Calling for the blockade to be dismantled, Orr remarked that under a ceasefire, there is no justification for the continued siege against Gaza, yet Israel continued to do this during the 6-month ceasefire that Hamas delivered because it wishes to disrupt the ability of Hamas to govern the Palestinians who voted for it.

 “It is unreasonable to attack Gaza because it does not respect a ceasefire that brings it no benefit but only further pain.  It is unreasonable to undermine he democratic choices its people have made, because we do not approve of them.

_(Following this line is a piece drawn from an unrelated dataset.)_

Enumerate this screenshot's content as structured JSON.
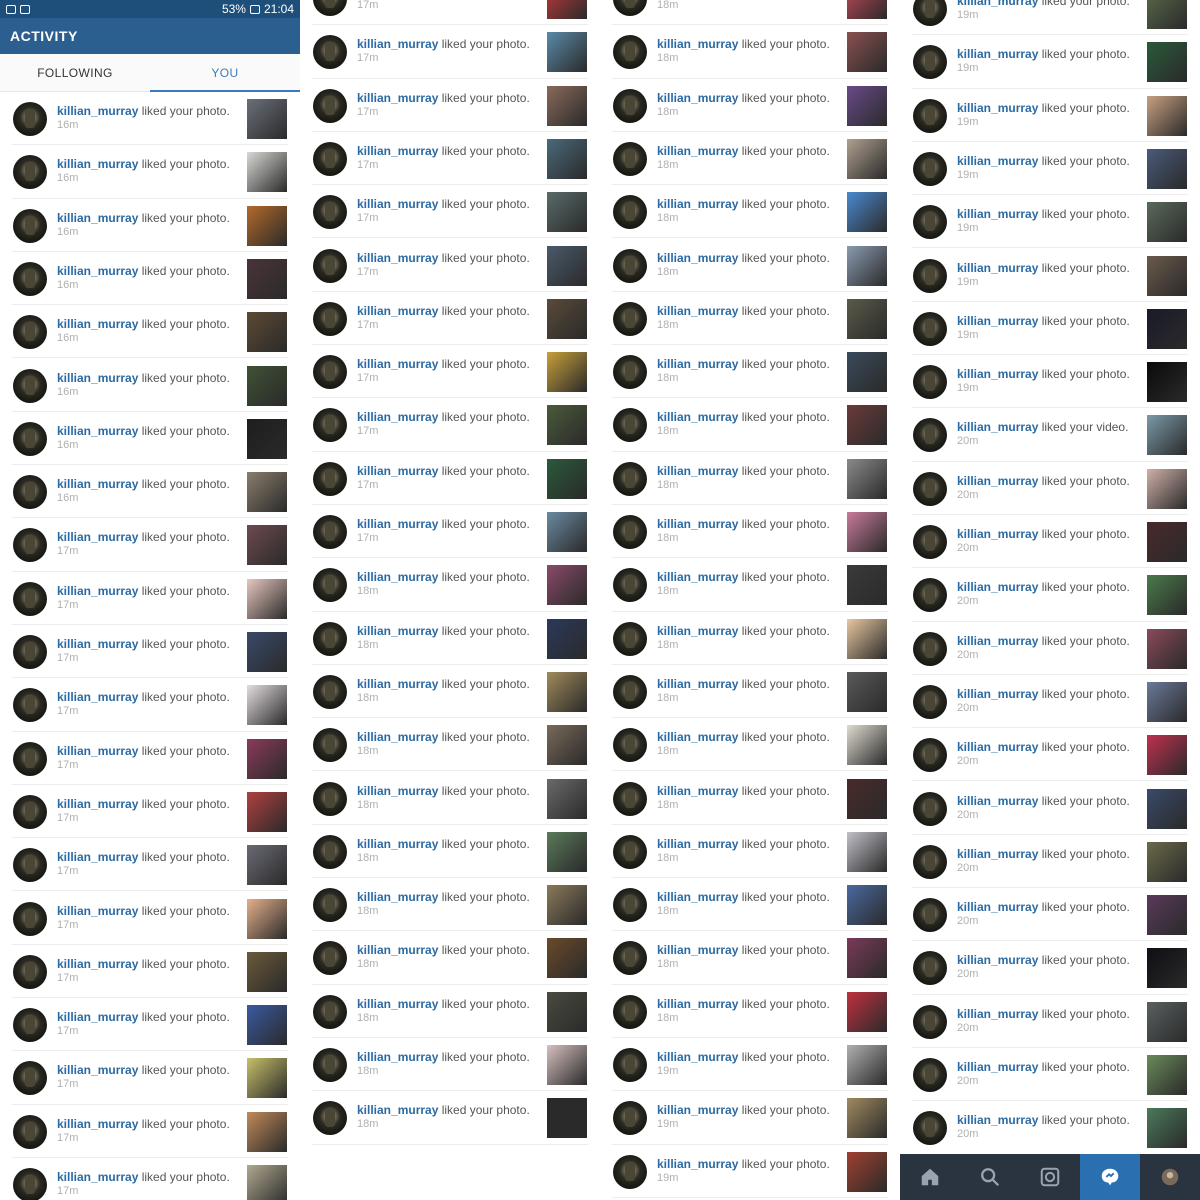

“It is unreasonable to sabotage Hamas in its social work as a region’s selected administrator, because we fear this may also burnish its popularity as an anti-Zionist group.  Yes, the rockets must stop.  But so must the siege.”

Meanwhile protests against Israel and its Western supporters have sprouted all over the world.  Malaysians in their thousands have staged demonstrations, rallies and vigils in many towns. 

The protests have also taken place in Israel, the West Bank, Egypt, Lebanon, Syria, Iran, London, Washington, Indonesia and so on.

Among the most touching of the protests was the attendance of Friday prayers by hundreds of Palestinians in Gaza in the spot where their mosque had been bombed to rubble just a few days earlier.

The mosque may be bombed out, but our faith is not shaken and our resistance is strengthened, according to an old man interviewed on the spot by Al Jazeera.  One day we will just build a bigger mosque, he said.